In vaccines, formaldehyde is used to inactivate viruses so that they don’t cause disease, and to detoxify bacterial toxins, including the one used in the diphtheria vaccine, according to the FDA.

The amount of formaldehyde found in an average 2-month-old baby is about 1.1 mg., at least five times as much as the baby would be exposed to in vaccines, Children’s Hospital of Philadelphia reports. Vaccines have less than 1% of the formaldehyde found in an average-sized pear.

By the time the vaccine is given, only trace amounts remain. 

 

Aluminum:

Aluminum salts are used in some vaccines as adjuvants—substances that enhance the recipient’s immune response. Aluminum has been used in vaccines for about 70 years, according to the CDC, and babies get much more of it from food than from vaccines.
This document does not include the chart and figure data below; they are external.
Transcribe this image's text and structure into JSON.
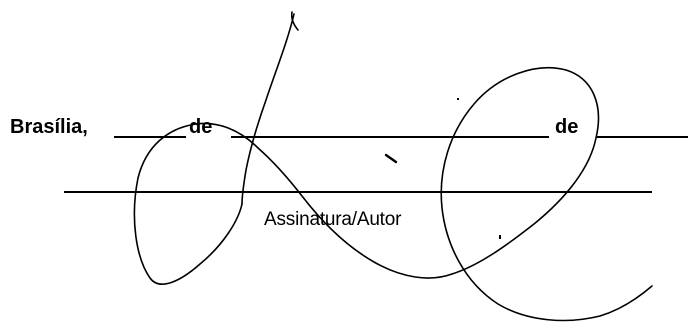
{
  "form": {
    "city_label": "Brasília,",
    "de_label_1": "de",
    "de_label_2": "de",
    "signature_caption": "Assinatura/Autor"
  },
  "signature": {
    "type": "handwritten-signature",
    "ink_color": "#000000"
  }
}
“The aluminum contained in vaccines is similar to that found in a liter … of infant formula,” Children’s Hospital of Philadelphia reports. “While infants receive about 4.4 milligrams of aluminum in the first six months of life from vaccines, they receive more than that in their diet.”

 

Antifreeze:

Rumors have been spread that some vaccines contain antifreeze. This simply is untrue and according to the CDC, it never has been true.